Umboo and the other elephants were taken into the animal tent, and placed around the outer ring, their legs chained to stakes driven in the ground. In cages were monkeys, lions, tigers and other beasts of the wood or jungle.
"Was it this circus of ours which you were first taken to, Umboo?"
asked Humpo. "I came here about a year ago."
"No, it was not this one, but it was one like it," said the elephant.
"I came here about a year ago."
"I remember that time," said Snarlie. "I liked you as soon as I saw you, Umboo."
"So did I," spoke Woo-Uff, the lion, stretching out his big paws.
"Let us hear the rest of Umboo's story," suggested Chako, the monkey.
"Did you like the circus?"
"Indeed I did, very much," Umboo answered.
Then he told how he stood in the ring, and watched the boys and girls, and the men and women, come in to look at the animals before they went in the main tent, to sit down and watch the performers and animals do their tricks and "stunts."
Boys and girls, and some grown-folk, too, gave the elephants peanuts and bits of popcorn b.a.l.l.s which the big fellows liked very much, indeed.
While Umboo was standing in line, with the other elephants, waiting until it was time for them to go in the big tent, and perform their tricks, such as standing on their hind legs and getting up on small barrels, our jungle friend saw a man coming toward him with a bag in his hand.
And, all at once Umboo remembered something.
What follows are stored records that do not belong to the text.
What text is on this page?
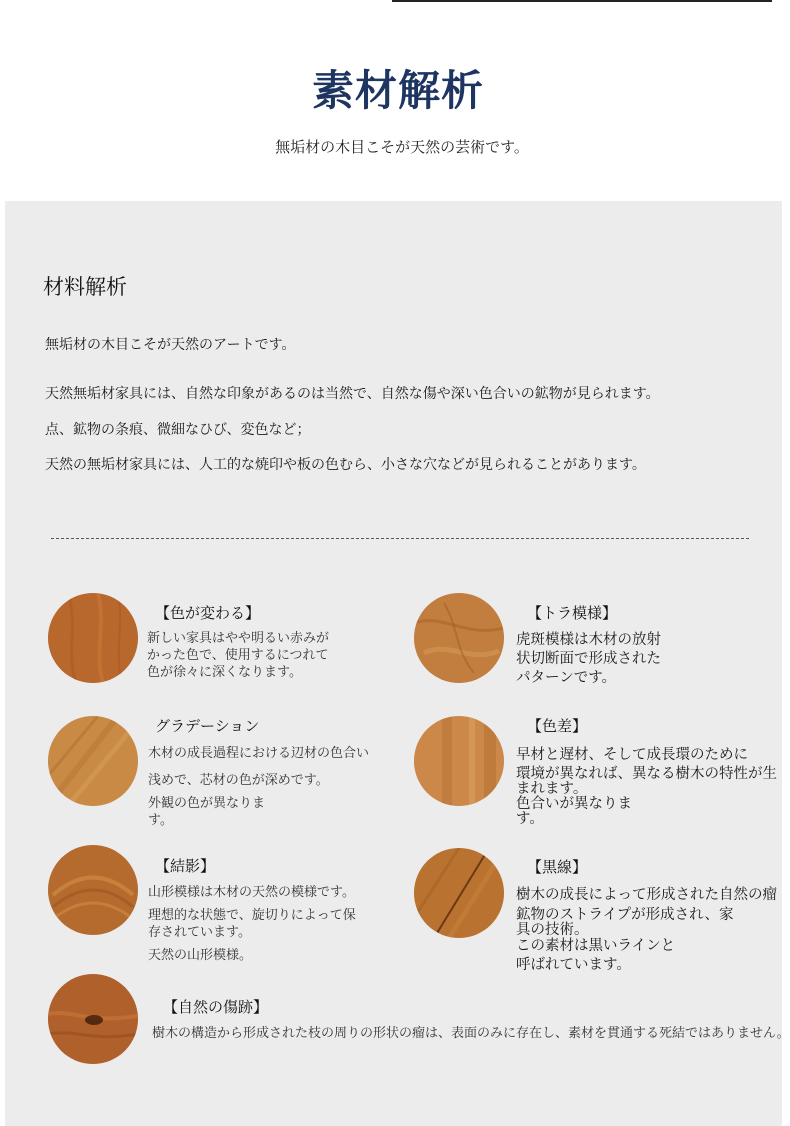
素材解析
無垢材の木目こそが天然の芸術です。
材料解析
無垢材の木目こそが天然のアートです。
天然無垢材家具には、自然な印象があるのは当然で、自然な傷や深い色合いの鉱物が見られます。
点、鉱物の条痕、微細なひび、変色など；
天然の無垢材家具には、人工的な焼印や板の色むら、小さな穴などが見られることがあります。
【色が変わる】
新しい家具はやや明るい赤みが
かった色で、使用するにつれて
色が徐々に深くなります。
【トラ模様】
虎斑模様は木材の放射
状切断面で形成された
パターンです。
グラデーション
木材の成長過程における辺材の色合い
浅めで、芯材の色が深めです。
外観の色が異なりま
す。
【色差】
早材と遅材、そして成長環のために
環境が異なれば、異なる樹木の特性が生
まれます。
色合いが異なりま
す。
【結影】
山形模様は木材の天然の模様です。
理想的な状態で、旋切りによって保
存されています。
天然の山形模様。
【黒線】
樹木の成長によって形成された自然の瘤
鉱物のストライプが形成され、家
具の技術。
この素材は黒いラインと
呼ばれています。
【自然の傷跡】
樹木の構造から形成された枝の周りの形状の瘤は、表面のみに存在し、素材を貫通する死結ではありません。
He looked sharply at the man and thought:
"Ha! There is the fellow who gave me the sour lemon inside the lump of sugar. Now is my chance to play a trick on him."
The man, with the bag in his hand, walked toward Umboo. To that man all elephants looked alike. He did not know he had ever seen this one before, and had played a mean trick on him. And the man said to another man who was with him:
"Watch me fool this elephant. I have an empty bag. I have blown it up full of wind, so that it looks like a bag of peanuts. I'll give it to this elephant and fool him."
"Maybe he'll bite you," said the other man, and the first one answered:
"Pooh! I'm not afraid. Watch me! I fooled an elephant once before. I gave him a lemon in some candy, and you should see the funny face he made. Ha! ha!"
"Ah, ha!" thought Umboo to himself. "He laughs, does he? Wait until I see what a funny face he is going to make."
The man held out the bag of wind to Umboo. But, instead of taking it, and getting fooled, the wise elephant suddenly dipped his trunk into a tub of water that stood near. Umboo sucked his trunk full of water and then, all at once, before the man knew what was going to happen, Umboo blew the water all over him.
"Whewiff!" went the water in the man's face, and all over his new suit, that he had put on to wear to the circus.
"Oh, my!" cried the man. "What happened?" and he spluttered and stuttered and gurgled. "What happened?" he asked, as he backed away and wiped the water from his face.
"I guess what happened," said the man who was with him, but who did not get wet, "was that the elephant played a trick on you, instead of you playing one on him. That's what happened!"
"I guess it did," said the man, whose windblown bag was all wet and flabby now. "But I don't see why he did it. I never fooled him before!"
"Maybe this is the same elephant you fooled with the lemon," said the second man.
"It couldn't be," spoke the wet one. "That was a long while ago, on a ship, and an elephant can't remember."